What’s So Alternative About Alternative Investments?

    In 2020, there was a wide range of societal challenges and, as a result, conventional stock and bond markets experienced their share of difficulties.

    For many reasons, these markets were particularly volatile last year. Accordingly, there is a growing interest in the viability of alternative investments.

    Many people have success with alternative investments, but they are not right for every investor. For instance, it can be difficult for average individuals to gain access to these investment opportunities.

    Traditionally, alternative investments were only available to high-net-worth investors or organizations. These high-value operators can invest in securities that are not registered with market regulators. The good news is that fintech companies are swiftly upending some of these restrictions.

    In this article, we will examine many common issues surrounding alternative investments. We will explore the advantages and disadvantages of these investments and discuss how digital platforms are making these opportunities more accessible.

    Understanding Alternative Investments 

    Alternative investments involve leveraging assets outside of the traditional markets. Stakeholders often choose to invest in alternatives to diversify their portfolios.

    Over time, investors have come to learn that some alternative assets tend to have larger returns than stocks in the public equity markets, with the understanding that those larger returns come with larger risks. This makes access to these alternative investments potentially very valuable.

    Some of the most common examples of alternative investments include:

    • Private equity
    • Private debt investments
    • Venture capital
    • Real estate investments
    • Commodities
    • Hedge funds

    Many of these asset classes do not correlate highly with stock market performance. In fact, some of these asset classes actually perform better when traditional equity returns are low.

    There are several reasons that only certain investors can access alternative asset classes. First, alternative assets require investors to lock up funds for years. This type of investment can result in illiquidity for between five and ten years.

    This has effects on an investor’s ability to buy and sell holdings. It also involves postponing the money that is distributed from those investments.

    Who Can Purchase Alternative Assets? 

    Traditionally, there were two types of investors who could access alternative investments: Qualified purchasers and accredited investors.

    To qualify as an accredited investor, you must have an income of over $200,000 as an individual. The joint income (with a spouse or spousal equivalent) requirement is $300,000.

    These investors must show a two-year income at the required level. Accredited investors can also show a joint net worth of more than $1,000,000 to access alternative investment opportunities.
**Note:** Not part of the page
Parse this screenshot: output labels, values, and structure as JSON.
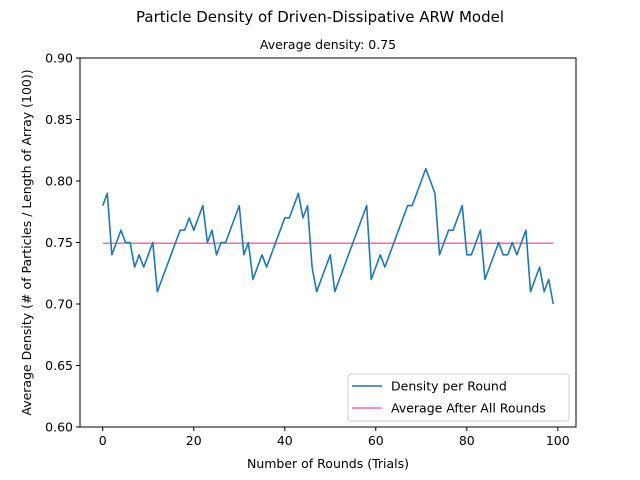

    Qualified purchasers need to have a portfolio totaling $5,000,000 or more. These individuals tend to have access to top-quality investment information or financial advisors. Qualified purchasers are considered to have a sophisticated understanding of investment principles.

    How Average Investors Can Access Alternative Investments

     Recently, groundbreaking platforms like Yieldstreet have been helping individuals to access alternative investments in commercial, real estate, and legal portfolios. Diversification resulting from investing in alternatives has the potential to provide investors with market independence and wealth-building opportunities. These are the kind of opportunities that were previously unavailable to most people.

    Regulatory Oversight of Alternative Investments 

    Alternative investments generally are subject to fewer regulatory safeguards than traditional markets. Stocks, mutual funds, and bond markets fall under the Investment Company Act of 1940.

    This Act mitigates many market conditions that threaten to harm the public and also serves to protect the interest of investors.

    Alternative asset markets are not subject to these regulations, entailing more risk for investors. The Investment Company Act applies private-placement exemptions to qualified purchasers and accredited investors.

    This framework allows fund managers to sell to qualified investors. In doing so, they can bypass the normal market safeguards. These exemptions allow managers to avoid certain disclosure requirements, for example.

    Alternative asset fund managers do not have to report:

    • Daily net asset value
    • Prospectuses
    • Daily holdings statements

    Those who invest in alternative assets may receive quarterly data. But this type of information is often delayed, and there is less disclosure on the part of fund managers.

     Advantages and Disadvantages

    Alternative investments provide certain potential advantages, including:

    Diversification

    Diversifying your portfolio with alternative assets offers a typically low correlation with traditional markets. It is important to note that a low correlation is not the same as no correlation or a negative correlation. There is no guarantee that alternative investments will boast higher returns when other markets are down.

    Unique Opportunities

    The unique investments provided by alternative markets can sometimes result in higher returns. This is due to their illiquidity and higher long-term risk.

    There are also downsides to alternative investments. These include:

    • Long lock-up periods
    • Illiquidity
    • Complexity
    • Higher fees
    • More risk

    While alternative investments have garnered recent interest, they are not right for everyone.